Daily Archives: December 29, 2008

Remember Why I Started this Blog??


Yes, that’s right. To tell you about all my decluttering adventures. And there have been a few. And maybe it’s because our kids keep getting bigger, as does their stuff, but the decluttering seems to be just a drop in the bucket. Not that the kids are clutter, or their stuff. Heavens, nay. Wouldn’t trade ’em!

I just spend an awful lot of time looking for this paper, or that widget, or a certain person’s glasses. The rest of the good folks in this house also have to look for things, so often we are missing a key textbook, a wallet, a wad of cash, a pair of shoes, or maybe just one shoe, or even a certain person’s glasses.

My decluttering has kind of come down to this. Find Kepler’s glasses. So, I’m working my way through the house. So far, they are not to be found. He does have a pair to wear, but I’d love to find the newer ones so when I buy the next pair (in January owing to his changing prescription), I could use the very very new frames I bought in October and which he wore only one day.

FlyLady is helpful when it comes to decluttering. Do I really have to accept that I will not actually be able to get everything decluttered perfectly ever? Will it always be a work in progress? I’m thinking so. Setting the timer for another 15 minutes . . .

PS. Who’s this Wayne Fox guy? Maybe he can help me get things Neat and Tidy!

Does Every New Thing HAVE to Cause an Identity Crisis for Me?


So I’ve been looking into something recently that has put me in contact with people from my past — high school, college, jobs, etc.

It’s been fun.

And it’s been a drag.

It’s like my brain must be hard-wired to compare myself to other people. Or maybe I’m just susceptible to certain ideas of what I perceive as failure.

When I talk with people from the past, I notice how many of them I had fallen out of contact with. Of course I do realize that it’s a two-way street, and some of them have fallen out of the circle due to choices they, not I, have made.

But still.

I’m already feeling relatively disconnected from any kind of social support system, other than my family of origin. And as I’m resurrecting some of these relationships, I’m asking myself, What happened? How did I lose contact with all these people? And why?

I don’t want my life to be defined by all the things I have left — churches, schools, colleges, communities, groups, friendships, teams. And who would define it that way other than me myself? Maybe others. Maybe not. But how do I define myself?

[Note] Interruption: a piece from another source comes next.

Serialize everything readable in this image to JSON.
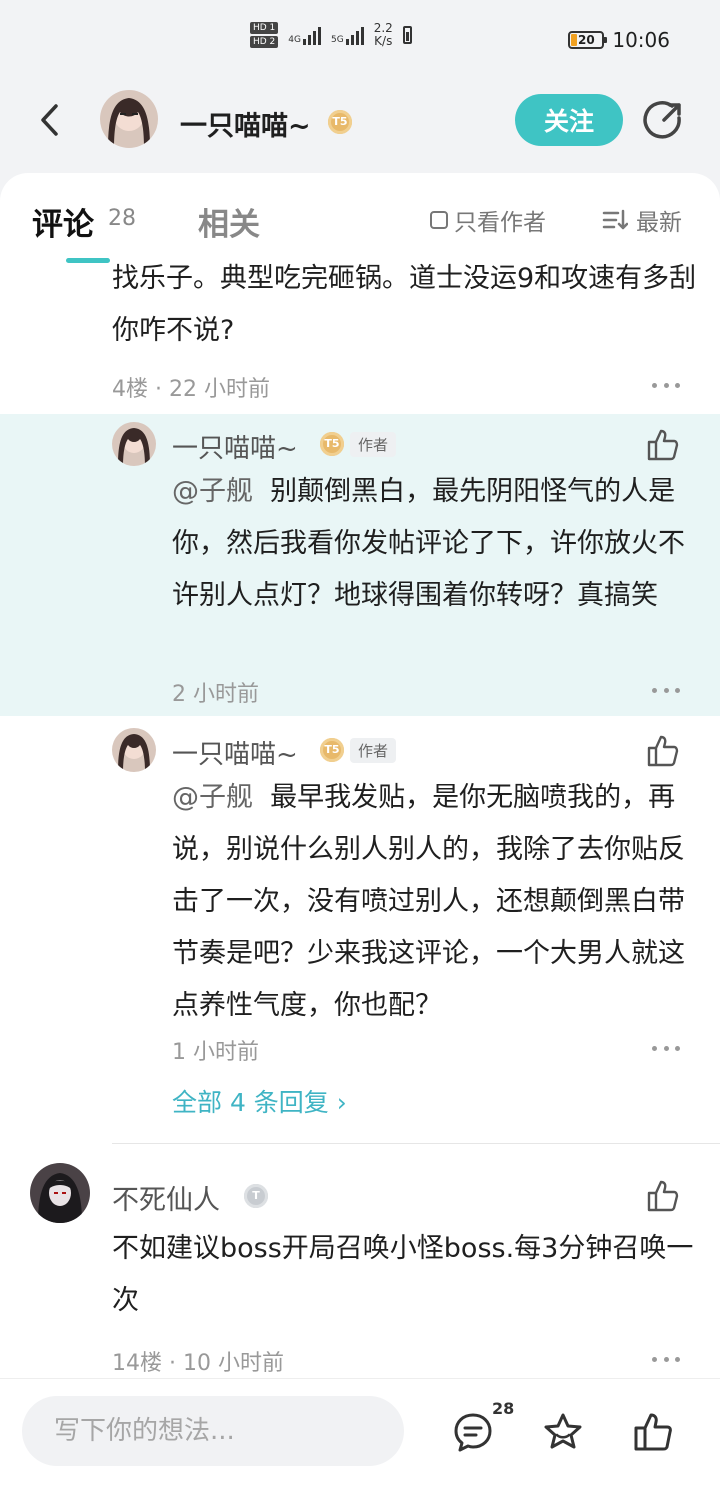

I guess it’s one of those questions Rainer Maria Rilke talks about in this quote:

“…be patient toward all that is unsolved in your heart and try to love the questions themselves like locked rooms and like books that are written in a very foreign tongue. Do not now seek the answers, which cannot be given you because you would not be able to live them. And the point is, to live everything. Live the questions now.”